For as much as the pressure could have seeped in — after all, Bowery Ballroom has enjoyed a second (or third life) as a pre-conquest proving ground — Sunday night’s presentation was an admirably laid-back affair, a drag ball masquerade accented by Seapunk/mermaid iconography and an undercard of underground-approved heroes of NYC’s queer rap scene (House Of LaDosha, Tigga Calore). Before I arrived, a friend’s friend who had already been there for a while described the crowd as “ratchet,” and I found that description to be accurate. So by the time Azealia hit the stage — a little after 1 AM on a school night — the crowd was still enthused, though I suppose the on-stage competition to award the night’s best mermaid had something to do with that (someone named “Bubbleloosha,” or something like that, won. Congrats!). Though Azealia’s outfit was eye-popping — intercut orange and cerulean, star-shaped pasties visible through a thin mesh top, pink-and-blue tinted hair flowing well below her waste — her on-stage presence was practiced and cool, unflashy but purposefully so. After all, it has to require a lot of focus to rap that fast, which Banks did, only barely leaning on backing tracks. She played the lesser-known, Machinedrum-produced “Barbie Shit,” and everyone up front knew the words. Acrylic balloons like dolphins and octopi were batted through the crowd. Instead of a merch stand, a girl in mermaid garb worked a cotton candy machine and handed out her wares for free. When the breakdown of “212” hit, Banks’s sister, sitting in the balcony, was there to rip the cord on another cache of aqua-colored balloons. It was that kind of crowd.

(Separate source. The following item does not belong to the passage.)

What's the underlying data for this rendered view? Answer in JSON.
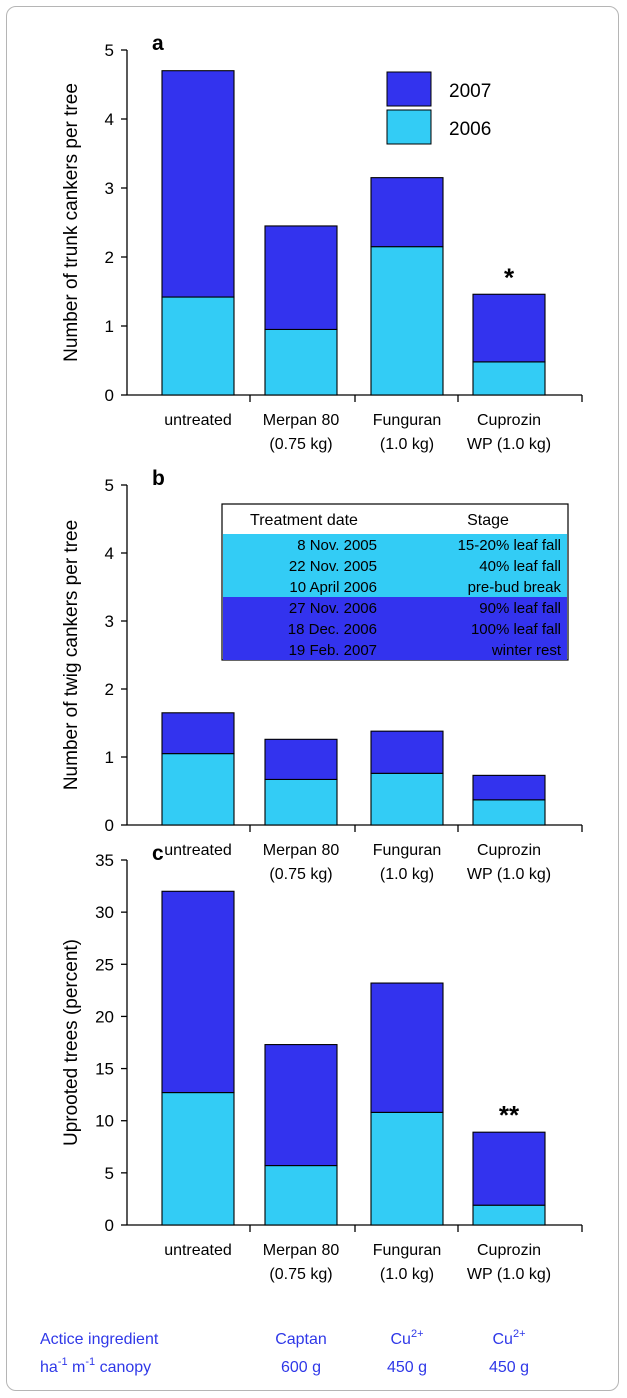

In her performance, Banks didn’t show the audience much more than what we already knew, as her thirty-minute set included all of the material from her excellent (if short) recent EP 1991. Though she introduced a song as a new song from the forthcoming mixtape Fantasea, it turned out to be “Jumanji,” an impressive, electric track that surely made its way to thousands of iTunes playlists (and mixtapes) the second it was available and a song that elicited the a satisfied sigh of recognition from the audience when the first bars dropped. Banks was joined by a pair of absurdly athletic dancers, who at one point performed solo during an interlude, but it was hard to notice them when they flanked Banks, such was the magnetism of Banks’s onstage exercise (how do mermaids breathe, anyway?). Though the songs in question this evening, many of them in flush with the Burial-lite dance textures of collaborating producer Machinedrum, leveled this particular crowd, the larger, message-board fodder questions still exist. Can Banks come up with another “212,” or carry a pop single? Is she the anointed savior, as promised, for those rap fans that think Nicki doesn’t rap enough? Can her densest stuff stick on the radio? Can she be the lynchpin of a festival? Though I have a good feeling about her, none of that was answered. But for the moment, Banks has found focus in the chaos.